# Moving ferals to a new location.



## Mitts & Tess (Sep 4, 2004)

A friend of mine has feral cats spraying around his condo 
complex. The homeowner association is going to trap and 
release them at a barn 2 hours away. Can you sucessfully 
move ferals to a new location? Will they survive and establish 
themselves there sucessfully? Im concerned.


----------



## Sweetvegan74 (Jun 18, 2005)

Please do not trap and release them somewhere right away! Relocating cats takes time. They will most likely die due to stress and being moved. Cats are creatures of habit, feral or not! Are the cats fixed? Most will stop spraying when neutered and spayed.


----------



## The Cat Whisperer (Jul 23, 2005)

It is not recommended relocating a feral colony unless they are in danger Can you find a feral rescue org in your area that will take them in?
If you do decide to relocate them, understand you can't just move them. They will most likely die if you do. It should only by done as a last resort.

Here is some info that might be helpful....
http://www.feralcat.com/relocate.html
http://www.rmaca.com/relocating.html

Good luck!


----------



## Mitts & Tess (Sep 4, 2004)

Thank you for your replys. Im new to feral cats. Would love all the advice i can get.

The situation is the cats are marking and defacating all around the condo units a friend of mine lives at (in the city). The Association considered poisoning them! I told my friend I could get humane traps and if they were spayed/nuetered they wouldnt be marking like that anymore. But the Association wants rid of them. One of the owners needs barn cats and offered to bring them to her barn (without spay/nueter)

Im willing to try to trap them, take them to be spay/nuetered/ recover a day or so and rerelease them. Im very sad now that I understand the survival rate isnt good if they are moved. But there is no choice here.

I have a friend who is feeding ferals at a feed lot near us. Maybe we should rerelease them at the feedlot or should we take them to the barn out in the country but no one feeding or watering them?
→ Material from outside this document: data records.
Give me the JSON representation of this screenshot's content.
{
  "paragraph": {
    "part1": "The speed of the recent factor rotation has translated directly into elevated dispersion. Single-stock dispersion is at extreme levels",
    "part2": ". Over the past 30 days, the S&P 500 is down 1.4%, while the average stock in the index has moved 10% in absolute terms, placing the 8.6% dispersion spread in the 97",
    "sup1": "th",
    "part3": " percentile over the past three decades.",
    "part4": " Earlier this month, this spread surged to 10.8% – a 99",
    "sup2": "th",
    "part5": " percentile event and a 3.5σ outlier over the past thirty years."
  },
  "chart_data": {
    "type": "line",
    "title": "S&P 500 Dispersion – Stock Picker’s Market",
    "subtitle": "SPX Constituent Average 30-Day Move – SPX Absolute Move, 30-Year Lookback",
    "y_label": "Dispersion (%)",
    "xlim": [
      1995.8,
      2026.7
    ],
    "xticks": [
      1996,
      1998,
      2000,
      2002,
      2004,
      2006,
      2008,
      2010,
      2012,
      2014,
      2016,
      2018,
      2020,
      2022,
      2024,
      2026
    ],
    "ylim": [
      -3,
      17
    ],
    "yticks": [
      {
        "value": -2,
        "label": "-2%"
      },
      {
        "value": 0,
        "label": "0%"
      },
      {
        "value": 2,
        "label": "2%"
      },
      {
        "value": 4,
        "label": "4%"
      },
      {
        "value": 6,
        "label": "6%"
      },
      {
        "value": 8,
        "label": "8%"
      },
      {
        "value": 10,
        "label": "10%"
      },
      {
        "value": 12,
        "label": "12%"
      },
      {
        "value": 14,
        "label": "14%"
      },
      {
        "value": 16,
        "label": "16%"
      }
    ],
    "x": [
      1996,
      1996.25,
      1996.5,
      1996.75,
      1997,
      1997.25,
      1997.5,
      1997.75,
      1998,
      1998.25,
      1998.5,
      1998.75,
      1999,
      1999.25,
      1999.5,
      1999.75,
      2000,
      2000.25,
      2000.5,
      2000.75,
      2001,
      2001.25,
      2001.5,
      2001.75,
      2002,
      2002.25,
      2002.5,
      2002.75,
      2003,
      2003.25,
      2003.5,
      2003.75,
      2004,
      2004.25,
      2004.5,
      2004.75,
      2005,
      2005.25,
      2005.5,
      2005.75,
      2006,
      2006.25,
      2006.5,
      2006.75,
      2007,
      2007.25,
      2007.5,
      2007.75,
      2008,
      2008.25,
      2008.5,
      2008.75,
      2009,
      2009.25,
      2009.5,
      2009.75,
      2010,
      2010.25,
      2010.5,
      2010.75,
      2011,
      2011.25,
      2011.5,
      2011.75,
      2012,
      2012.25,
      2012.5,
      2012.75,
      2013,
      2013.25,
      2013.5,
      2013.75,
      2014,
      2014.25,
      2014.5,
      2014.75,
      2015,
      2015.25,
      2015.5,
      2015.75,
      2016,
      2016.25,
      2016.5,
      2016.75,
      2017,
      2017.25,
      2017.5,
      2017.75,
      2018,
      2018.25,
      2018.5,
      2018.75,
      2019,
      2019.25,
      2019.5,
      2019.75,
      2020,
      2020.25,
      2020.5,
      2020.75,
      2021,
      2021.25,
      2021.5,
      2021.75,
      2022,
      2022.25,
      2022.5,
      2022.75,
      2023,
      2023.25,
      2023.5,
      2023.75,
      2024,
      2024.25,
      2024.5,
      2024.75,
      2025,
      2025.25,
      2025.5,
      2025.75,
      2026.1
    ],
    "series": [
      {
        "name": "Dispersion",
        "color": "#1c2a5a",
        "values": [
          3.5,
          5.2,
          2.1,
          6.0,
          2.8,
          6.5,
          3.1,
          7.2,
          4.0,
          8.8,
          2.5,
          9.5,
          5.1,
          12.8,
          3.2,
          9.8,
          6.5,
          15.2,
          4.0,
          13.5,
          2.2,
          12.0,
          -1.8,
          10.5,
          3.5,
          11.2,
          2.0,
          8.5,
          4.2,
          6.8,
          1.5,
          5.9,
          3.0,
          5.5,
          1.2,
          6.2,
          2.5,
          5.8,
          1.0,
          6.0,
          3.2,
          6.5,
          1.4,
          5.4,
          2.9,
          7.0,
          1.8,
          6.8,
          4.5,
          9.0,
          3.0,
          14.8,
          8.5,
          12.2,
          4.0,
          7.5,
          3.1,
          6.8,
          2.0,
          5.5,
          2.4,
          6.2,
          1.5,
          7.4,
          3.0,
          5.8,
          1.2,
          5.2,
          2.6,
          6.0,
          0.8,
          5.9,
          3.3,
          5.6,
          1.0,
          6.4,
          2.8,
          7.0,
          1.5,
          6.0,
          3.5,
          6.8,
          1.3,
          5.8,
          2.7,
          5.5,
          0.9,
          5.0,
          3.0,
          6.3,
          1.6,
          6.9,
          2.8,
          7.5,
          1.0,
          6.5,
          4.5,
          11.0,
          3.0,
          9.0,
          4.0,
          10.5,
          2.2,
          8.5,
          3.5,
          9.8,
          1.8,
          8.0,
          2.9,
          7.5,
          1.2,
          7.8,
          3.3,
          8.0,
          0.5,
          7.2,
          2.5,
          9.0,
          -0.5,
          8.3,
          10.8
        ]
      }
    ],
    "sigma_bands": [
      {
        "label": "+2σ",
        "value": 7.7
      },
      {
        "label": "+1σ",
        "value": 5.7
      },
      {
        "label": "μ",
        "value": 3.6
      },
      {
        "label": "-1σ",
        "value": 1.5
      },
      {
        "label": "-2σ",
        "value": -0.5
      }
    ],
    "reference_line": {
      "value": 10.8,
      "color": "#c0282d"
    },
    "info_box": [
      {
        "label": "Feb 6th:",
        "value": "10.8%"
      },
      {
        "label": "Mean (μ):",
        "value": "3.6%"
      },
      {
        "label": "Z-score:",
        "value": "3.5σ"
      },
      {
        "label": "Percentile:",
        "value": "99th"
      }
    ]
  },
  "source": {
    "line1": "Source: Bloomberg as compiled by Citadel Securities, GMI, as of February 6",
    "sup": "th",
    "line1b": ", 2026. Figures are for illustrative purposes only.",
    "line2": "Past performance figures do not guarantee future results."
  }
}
They are to survive as mousers.

I hate this whole situation but Im trying to find the best alturnative for them which gives them the best odds of surviving.


----------



## Melissaandcats (Aug 18, 2004)

Best idea here is to move them down to the closest area.

The idea of putting cats that have grown to know a place ( the condo units) for probably longer than one knows, and to trap these cats and ship 'em off to somewhere they DON"t know is just not fair. 

Best bet.. move em down the street. It's very possible they will come back to the condos ( sorta their "home" if it's actually close enough) but they will be feeding elsewhere.. either way it's "new" to them, but at least there will be A FEEDER!!!

I don't think a barn is going to solve this.... there will always be more cats that bother someone/something ... moving them fixes only "the humans interests", not the cats.

Good Luck.. and I hope the best for these poor cats!!

Melissa


----------



## Mitts & Tess (Sep 4, 2004)

The problem is, if they show up again _they will be poisoned_. 
Im trying to avoid that. The big complaint is the marking
and pooing all around the condos. Ive tried to talk them 
into giving them a chance once they are trapped and 
nuetered but they wont hear of it. 

Im all for not moving them but I dont live in this
condo unit. I live in a town an hour south.


----------



## jcribbs (Jul 13, 2006)

That is just so cruel to poison the little ferals. That is a horrible painful death. I hope yall are able to come up with a solution.


----------